We believe this fund should give a prominent place to the fight against AIDS, especially by taking the sick into care and including the purchase of antiretroviral drugs. No-one would understand how such a new and sweeping initiative might leave thousands of infected persons the forgotten ones of history. I owe it to myself to be clear. I am strongly in favor of prevention but if we do not offer treatment as soon as possible all the seropositives today will die.

V - Fifth and last, to achieve the requisite quality in providing treatment to the sick, given the nature of the therapies, we must strengthen the health structure capacities of the countries of the South. It would serve no purpose to make financing available for the purchase of drugs if the countries cannot deliver them to the sick in satisfactory conditions. That is the reason for the initiative that has been proposed by France, with several other European countries--Italy, Spain, Portugal, Luxembourg and Slovenia and Switzerland--with the hope that others will soon join us. This is a global project at the disposition Mr. Kofi Annan and countries that ask to be in it and that, politically, will direct the implementation.

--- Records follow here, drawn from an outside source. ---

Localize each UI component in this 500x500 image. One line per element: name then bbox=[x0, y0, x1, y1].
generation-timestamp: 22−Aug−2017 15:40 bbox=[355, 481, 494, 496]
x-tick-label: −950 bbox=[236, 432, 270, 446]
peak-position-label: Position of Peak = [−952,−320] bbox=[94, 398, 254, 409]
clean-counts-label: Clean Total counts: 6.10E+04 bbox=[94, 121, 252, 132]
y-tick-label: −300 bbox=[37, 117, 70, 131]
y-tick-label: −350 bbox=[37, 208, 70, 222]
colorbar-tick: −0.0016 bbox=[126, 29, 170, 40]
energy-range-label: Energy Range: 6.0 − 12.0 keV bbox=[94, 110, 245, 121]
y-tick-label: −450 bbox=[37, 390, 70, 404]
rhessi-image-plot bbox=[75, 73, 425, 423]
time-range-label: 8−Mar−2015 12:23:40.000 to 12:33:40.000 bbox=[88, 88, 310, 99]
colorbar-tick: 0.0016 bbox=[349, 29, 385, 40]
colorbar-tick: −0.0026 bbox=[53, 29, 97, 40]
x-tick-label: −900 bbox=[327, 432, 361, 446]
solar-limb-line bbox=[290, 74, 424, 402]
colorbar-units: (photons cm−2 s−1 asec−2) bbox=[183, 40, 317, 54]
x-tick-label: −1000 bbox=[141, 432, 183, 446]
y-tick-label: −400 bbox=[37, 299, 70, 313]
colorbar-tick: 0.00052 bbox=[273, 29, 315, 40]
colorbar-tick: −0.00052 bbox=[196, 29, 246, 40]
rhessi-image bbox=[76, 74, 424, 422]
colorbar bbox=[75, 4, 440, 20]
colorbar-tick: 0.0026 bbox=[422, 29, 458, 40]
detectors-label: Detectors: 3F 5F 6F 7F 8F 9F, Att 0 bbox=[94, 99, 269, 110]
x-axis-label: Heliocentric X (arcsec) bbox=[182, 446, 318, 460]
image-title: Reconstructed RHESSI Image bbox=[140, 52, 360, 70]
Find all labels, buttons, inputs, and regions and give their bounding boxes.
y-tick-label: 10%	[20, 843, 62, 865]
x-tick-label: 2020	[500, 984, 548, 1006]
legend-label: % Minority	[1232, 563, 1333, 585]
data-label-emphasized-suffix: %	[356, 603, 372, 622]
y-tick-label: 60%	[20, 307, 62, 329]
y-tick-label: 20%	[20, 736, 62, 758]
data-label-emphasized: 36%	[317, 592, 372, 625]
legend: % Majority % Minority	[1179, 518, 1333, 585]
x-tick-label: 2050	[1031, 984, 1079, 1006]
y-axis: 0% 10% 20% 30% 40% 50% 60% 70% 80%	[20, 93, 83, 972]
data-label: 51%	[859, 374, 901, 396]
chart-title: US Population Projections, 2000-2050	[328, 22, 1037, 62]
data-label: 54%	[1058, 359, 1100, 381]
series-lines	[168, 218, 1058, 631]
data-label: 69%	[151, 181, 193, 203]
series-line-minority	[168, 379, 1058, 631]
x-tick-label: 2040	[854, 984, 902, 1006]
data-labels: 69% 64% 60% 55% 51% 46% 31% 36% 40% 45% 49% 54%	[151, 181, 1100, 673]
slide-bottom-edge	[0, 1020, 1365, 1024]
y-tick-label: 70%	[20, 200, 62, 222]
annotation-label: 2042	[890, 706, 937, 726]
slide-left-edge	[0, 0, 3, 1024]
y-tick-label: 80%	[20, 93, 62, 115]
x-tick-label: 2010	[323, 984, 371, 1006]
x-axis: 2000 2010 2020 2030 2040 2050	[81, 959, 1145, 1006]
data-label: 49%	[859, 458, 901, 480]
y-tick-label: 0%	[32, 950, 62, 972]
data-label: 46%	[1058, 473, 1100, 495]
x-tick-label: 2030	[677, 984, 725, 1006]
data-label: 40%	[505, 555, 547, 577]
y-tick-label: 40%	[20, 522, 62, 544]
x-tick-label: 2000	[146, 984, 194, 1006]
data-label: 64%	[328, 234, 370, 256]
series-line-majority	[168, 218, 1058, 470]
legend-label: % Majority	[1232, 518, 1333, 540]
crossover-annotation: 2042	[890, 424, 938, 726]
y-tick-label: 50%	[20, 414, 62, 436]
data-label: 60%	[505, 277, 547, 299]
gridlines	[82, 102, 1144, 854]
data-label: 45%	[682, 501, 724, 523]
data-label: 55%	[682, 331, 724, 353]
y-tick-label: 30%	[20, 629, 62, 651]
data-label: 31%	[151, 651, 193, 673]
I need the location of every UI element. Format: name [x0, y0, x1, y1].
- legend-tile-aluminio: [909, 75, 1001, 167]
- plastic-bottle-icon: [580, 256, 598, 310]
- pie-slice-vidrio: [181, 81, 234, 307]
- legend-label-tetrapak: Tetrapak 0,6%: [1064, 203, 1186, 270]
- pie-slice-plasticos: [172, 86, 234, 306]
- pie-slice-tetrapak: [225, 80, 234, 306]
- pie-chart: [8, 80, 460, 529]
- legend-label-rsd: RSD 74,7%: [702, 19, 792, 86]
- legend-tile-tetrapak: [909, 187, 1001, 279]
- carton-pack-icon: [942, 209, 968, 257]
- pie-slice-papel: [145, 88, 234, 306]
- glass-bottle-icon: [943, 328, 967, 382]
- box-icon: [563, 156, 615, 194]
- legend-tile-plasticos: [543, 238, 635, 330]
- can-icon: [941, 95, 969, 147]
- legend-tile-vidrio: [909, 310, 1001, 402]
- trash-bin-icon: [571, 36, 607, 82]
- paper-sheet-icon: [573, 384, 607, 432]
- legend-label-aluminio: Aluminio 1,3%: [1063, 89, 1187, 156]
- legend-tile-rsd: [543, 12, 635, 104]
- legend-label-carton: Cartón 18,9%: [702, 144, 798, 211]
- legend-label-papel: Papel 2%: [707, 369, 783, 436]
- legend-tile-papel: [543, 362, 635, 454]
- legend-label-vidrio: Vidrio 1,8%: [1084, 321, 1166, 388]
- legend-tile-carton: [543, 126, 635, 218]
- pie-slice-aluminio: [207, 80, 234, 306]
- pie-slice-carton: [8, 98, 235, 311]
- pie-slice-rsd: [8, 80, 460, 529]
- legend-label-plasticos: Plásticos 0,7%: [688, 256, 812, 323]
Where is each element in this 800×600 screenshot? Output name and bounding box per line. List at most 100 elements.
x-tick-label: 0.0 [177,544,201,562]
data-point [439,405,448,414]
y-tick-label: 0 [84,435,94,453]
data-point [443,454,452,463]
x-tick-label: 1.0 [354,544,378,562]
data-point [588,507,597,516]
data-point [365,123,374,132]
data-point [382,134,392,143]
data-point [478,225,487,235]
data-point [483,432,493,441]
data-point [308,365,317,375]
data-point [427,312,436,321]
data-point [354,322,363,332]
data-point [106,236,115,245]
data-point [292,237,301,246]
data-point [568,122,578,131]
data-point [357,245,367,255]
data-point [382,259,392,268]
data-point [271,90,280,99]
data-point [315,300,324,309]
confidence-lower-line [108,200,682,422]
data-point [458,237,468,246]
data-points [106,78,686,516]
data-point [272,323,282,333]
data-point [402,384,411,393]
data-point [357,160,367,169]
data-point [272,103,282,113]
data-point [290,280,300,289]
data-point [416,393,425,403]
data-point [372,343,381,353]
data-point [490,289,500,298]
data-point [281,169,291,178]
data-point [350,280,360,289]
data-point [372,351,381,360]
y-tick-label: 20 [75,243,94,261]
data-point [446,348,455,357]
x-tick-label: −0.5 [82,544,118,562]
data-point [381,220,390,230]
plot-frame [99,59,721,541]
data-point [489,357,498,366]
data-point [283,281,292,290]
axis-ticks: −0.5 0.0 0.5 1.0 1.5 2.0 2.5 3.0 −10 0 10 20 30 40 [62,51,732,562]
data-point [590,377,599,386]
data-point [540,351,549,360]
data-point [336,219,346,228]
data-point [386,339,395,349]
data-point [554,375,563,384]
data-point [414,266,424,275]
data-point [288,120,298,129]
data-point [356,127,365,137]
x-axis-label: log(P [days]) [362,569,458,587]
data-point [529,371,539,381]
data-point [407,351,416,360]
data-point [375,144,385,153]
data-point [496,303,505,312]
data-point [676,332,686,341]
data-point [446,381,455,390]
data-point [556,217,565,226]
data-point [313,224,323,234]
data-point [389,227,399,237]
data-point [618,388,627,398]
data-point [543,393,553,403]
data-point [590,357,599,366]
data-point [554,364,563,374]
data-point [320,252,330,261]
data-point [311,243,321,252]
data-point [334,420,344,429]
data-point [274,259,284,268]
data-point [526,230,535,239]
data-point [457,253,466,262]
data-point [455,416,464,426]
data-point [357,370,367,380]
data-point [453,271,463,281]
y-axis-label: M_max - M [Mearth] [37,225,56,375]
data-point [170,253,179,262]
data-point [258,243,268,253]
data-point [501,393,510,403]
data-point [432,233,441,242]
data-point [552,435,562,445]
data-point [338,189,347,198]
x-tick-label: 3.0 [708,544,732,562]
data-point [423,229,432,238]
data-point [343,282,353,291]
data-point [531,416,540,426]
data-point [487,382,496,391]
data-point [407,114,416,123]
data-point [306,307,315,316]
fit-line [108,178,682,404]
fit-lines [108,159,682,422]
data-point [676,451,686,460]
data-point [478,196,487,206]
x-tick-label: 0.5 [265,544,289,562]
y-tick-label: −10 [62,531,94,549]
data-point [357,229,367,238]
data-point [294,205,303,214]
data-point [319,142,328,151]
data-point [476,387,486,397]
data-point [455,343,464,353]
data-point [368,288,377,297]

The hospital partnership initiative mobilizes the experience acquired in our countries for the benefit of countries that so wish in Africa, and also Latin America and Asia.

The proposal, in our view, closely complements the establishment of the world fund. It is a useful tool, directly and quickly operational. But it represents, I believe, even more than that: It is a genuine commitment of solidarity on the part of our hospital personnel--directors, doctors, pharmacists and nursing staff.

Mr. President, those are the points I wanted to make very briefly in the name of France./.